Marie Christina Kolo et Antonio Guterres, secrétaire général de l’ONU lors de la COP 25, à Madrid en Espagne

Aujourd’hui, Marie Christina Kolo elle est à la tête de la coalition nationale genre et justice climatique pour la mise en place du forum génération égalité. La combattante travaille aussi pour CIVICUS, l’alliance mondiale des activistes de terrain…et la liste n’est pas exhaustive.

« Women Break the silence »

Marie Christina Kolo a également initié un projet plus personnel. Elle est une «survivante» d’agressions sexuelles subies pendant son enfance, une situation qu’elle a dû taire pendant des années. «A plusieurs moments, on me considérait comme une leader dans mon domaine. Mais j’avais l’impression de ne pas être honnête envers moi-même si je ne dénonçais pas ce que j’avais vécu» a-t-elle confié. C’est en janvier 2019 qu’elle a commencé à en parler publiquement pour aider des femmes et des hommes à briser eux aussi le silence. «J’ai mis en place des groupes de soutien pour les personnes qui ont été victimes. Se soutenir avec des personnes qui ont vécu la même chose, cela aide beaucoup».

Marie Christina Kolo et son équipe


Chaque année, le département d’État américain organise un concours pour ses anciens boursiers. «J’ai été boursière du Mandela Washington Fellowship aux Etats-Unis et du Young African Leaders Initiative Regional Leadership Center YALI-RLC en Afrique du Sud. J’avais embarqué des amis dans un projet national de lutte contre les violences sexuelles, baptisée « Women Break the silence». Nous avons voulu le faire à travers tout ce qui est artistique et culturel (BD, slam, théâtre radiophonique…) en divers dialectes. Et nous avons gagné un financement de 25.000 USD» a enchaîné notre interlocutrice.

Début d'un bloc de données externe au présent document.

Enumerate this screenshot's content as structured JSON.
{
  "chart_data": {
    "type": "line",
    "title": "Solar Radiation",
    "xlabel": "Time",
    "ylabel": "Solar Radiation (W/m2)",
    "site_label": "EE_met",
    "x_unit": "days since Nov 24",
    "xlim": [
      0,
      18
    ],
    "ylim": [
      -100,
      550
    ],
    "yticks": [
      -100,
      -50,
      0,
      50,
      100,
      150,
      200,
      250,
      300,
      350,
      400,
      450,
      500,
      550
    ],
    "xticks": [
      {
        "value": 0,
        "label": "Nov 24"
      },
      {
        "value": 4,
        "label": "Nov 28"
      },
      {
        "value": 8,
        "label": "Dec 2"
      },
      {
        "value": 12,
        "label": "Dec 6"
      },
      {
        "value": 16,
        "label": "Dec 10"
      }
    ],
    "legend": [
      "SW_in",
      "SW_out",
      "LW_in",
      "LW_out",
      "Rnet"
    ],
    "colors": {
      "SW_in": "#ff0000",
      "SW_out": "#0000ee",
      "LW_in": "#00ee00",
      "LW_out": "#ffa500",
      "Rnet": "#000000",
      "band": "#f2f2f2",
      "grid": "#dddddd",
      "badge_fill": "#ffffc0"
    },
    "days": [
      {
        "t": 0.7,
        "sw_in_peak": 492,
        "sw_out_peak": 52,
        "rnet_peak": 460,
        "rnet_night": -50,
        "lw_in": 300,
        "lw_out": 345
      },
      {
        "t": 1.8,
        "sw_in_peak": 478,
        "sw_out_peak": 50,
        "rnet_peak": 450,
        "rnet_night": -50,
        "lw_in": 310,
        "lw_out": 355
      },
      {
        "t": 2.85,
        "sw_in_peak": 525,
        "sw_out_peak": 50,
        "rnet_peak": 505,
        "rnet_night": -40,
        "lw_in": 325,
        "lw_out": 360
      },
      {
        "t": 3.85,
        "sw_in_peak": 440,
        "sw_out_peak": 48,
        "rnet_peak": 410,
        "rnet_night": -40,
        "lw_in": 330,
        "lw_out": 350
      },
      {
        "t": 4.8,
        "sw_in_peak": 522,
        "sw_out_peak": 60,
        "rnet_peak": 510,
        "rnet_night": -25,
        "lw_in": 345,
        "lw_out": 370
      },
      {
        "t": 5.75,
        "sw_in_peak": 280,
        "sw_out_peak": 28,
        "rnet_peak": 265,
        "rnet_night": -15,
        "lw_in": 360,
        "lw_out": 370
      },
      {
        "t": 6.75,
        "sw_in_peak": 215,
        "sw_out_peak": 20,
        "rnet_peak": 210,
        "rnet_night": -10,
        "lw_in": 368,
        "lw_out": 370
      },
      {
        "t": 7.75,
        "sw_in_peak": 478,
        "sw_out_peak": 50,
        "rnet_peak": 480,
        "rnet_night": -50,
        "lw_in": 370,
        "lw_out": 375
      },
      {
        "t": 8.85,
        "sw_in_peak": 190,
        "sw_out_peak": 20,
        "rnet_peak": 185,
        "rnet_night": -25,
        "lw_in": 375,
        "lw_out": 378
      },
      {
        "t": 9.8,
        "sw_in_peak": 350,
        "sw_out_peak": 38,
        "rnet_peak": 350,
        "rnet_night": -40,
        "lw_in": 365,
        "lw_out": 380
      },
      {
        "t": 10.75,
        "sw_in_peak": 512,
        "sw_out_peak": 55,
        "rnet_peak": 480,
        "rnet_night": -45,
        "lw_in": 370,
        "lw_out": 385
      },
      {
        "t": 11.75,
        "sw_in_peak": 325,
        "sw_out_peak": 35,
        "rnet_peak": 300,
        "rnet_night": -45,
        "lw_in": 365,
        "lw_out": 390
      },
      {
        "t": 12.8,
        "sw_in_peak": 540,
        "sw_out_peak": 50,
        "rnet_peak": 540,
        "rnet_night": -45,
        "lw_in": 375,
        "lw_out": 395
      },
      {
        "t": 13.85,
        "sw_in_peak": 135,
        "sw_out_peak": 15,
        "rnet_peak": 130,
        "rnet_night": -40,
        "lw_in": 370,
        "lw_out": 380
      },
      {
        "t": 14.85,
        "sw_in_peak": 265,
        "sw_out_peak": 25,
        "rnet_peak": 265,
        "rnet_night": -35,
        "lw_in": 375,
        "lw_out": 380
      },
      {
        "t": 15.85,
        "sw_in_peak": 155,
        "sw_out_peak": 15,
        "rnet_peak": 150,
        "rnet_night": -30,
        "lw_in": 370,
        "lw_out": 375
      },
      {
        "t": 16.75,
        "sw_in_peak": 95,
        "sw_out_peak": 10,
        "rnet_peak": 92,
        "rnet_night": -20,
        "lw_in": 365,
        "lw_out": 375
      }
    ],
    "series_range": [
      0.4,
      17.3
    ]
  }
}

L’une de ses plus grandes fiertés aujourd’hui, c’est que ses parents lui ont transmis le goût pour les études. « Mes parents, avec le peu qui leur était donné, ont réussi à me donner une éducation qui a fait de moi ce que je suis aujourd’hui» s’est-elle exprimé, toute reconnaissante. Marie Christina Kolo accorde une importance majeure à l’éducation. Elle a mis en place une école dans le village de sa mère à Antsatrabevoa (Nosy be). Elle se réjouit de voir des enfants en brousse aller l’école ou passé leur premier examen officiel pour l’obtention du Certificat d’Études Primaires Élémentaires CEPE.

« Lorsqu’on avait des vacances, mes parents tenaient à ce que l’on aille dans leur village d’origine pour qu’on n’oublie pas nos racines. Nos familles ne s’en sont pas tous sorties et une partie vit très simplement dans un village sans électricité, sans eau potable … » a-t-elle indiqué. Mais c’est l’endroit où elle a passé ses meilleurs moments. Et c’est là où elle se rend quand elle a besoin de se reposer, se ressourcer.